The methane pyrolysis idea is not new. Nazim Muradov at the University of Central Florida’s Florida Solar Energy Center published the foundational proposal in 1998, “CO₂-Free Production of Hydrogen by Catalytic Pyrolysis of Hydrocarbon Fuel,” now cited 282 times. He has spent the last twenty-seven years methodically demonstrating that the chemistry works and the industry would not pay attention. What changed wasn’t the chemistry. It was cheap renewable electricity to drive the heat input, the IRA’s hydrogen production credit (which methane pyrolysis qualifies for at a tier between blue and green), and a clarifying realization in petrochemical boardrooms that if hydrogen becomes a real commodity, they would rather sell it from their existing methane pipelines than watch it get made from water by someone else.

ExxonMobil’s molten-media pyrolysis patents predate the public BASF partnership by nearly three years. Chevron Phillips’ US11958745, granted April 2024, describes using methane pyrolysis specifically to decarbonize the tail gas of an existing hydrocarbon cracking system: turn a refinery’s own waste methane into the hydrogen the refinery already needs. SABIC and Saudi Aramco have similar grants. The patents say what the press releases don’t. The hydrogen industry the petrochemical majors are quietly building is one that never leaves their existing molecule.
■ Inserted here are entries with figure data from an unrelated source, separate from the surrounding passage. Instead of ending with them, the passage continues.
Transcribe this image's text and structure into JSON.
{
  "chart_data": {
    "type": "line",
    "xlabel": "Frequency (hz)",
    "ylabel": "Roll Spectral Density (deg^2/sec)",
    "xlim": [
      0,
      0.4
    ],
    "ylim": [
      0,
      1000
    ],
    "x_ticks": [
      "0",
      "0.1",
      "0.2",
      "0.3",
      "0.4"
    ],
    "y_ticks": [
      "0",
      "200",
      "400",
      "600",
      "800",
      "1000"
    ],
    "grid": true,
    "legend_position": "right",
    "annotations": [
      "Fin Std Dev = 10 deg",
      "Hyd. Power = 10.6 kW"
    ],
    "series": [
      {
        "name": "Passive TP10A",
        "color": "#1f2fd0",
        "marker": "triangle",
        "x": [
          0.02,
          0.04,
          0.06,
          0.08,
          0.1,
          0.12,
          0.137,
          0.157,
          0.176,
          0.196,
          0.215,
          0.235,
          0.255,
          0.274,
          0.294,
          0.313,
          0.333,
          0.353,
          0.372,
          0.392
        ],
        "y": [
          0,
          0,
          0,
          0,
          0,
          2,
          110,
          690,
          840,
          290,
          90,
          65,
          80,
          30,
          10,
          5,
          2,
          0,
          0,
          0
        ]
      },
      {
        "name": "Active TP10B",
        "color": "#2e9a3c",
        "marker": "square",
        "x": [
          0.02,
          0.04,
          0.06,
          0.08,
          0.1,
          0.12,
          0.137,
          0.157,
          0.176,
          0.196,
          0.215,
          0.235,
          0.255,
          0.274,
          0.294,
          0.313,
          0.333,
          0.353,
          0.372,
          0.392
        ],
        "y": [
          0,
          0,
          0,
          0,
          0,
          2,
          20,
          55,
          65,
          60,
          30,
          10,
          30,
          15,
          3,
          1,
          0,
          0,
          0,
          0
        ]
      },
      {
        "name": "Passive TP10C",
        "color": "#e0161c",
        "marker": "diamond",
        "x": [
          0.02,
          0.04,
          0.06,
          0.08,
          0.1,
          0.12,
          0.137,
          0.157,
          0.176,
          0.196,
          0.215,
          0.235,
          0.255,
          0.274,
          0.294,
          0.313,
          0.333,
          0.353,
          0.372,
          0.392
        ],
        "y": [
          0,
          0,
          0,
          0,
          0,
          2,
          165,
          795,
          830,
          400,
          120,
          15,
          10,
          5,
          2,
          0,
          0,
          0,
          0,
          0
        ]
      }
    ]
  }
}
For an R&D director or a corporate venture investor, the takeaway is uncomfortably specific. The hydrogen technologies that have gotten press for four years (PEM, alkaline, and solid-oxide electrolyzers) all assume electricity is the input. Turquoise hydrogen assumes methane is. If Baytown runs as advertised, the hydrogen plant of 2030 looks a lot less like a row of electrolyzers next to a solar farm, and a lot more like a small chemical plant attached to the gas line, selling rubber filler out the back door.

Method note

Patent counts come from US Patent and Trademark Office utility-grant records, restricted to grants published between January 2023 and September 2025 whose claims or abstracts describe methane (or natural-gas) pyrolysis to hydrogen and solid carbon. Assignee counts collapse variant spellings and parent-subsidiary filings where they could be matched by name. Foundational citation counts come from the OpenAlex literature corpus. Carbon black market figures are 2025 estimates from Grand View Research and Fortune Business Insights. Funding details and the November 17, 2025 ExxonMobil-BASF joint development agreement come from the companies’ own press release; the Goodyear-Monolith collaboration dates come from Goodyear’s December 2021 and May 2023 announcements.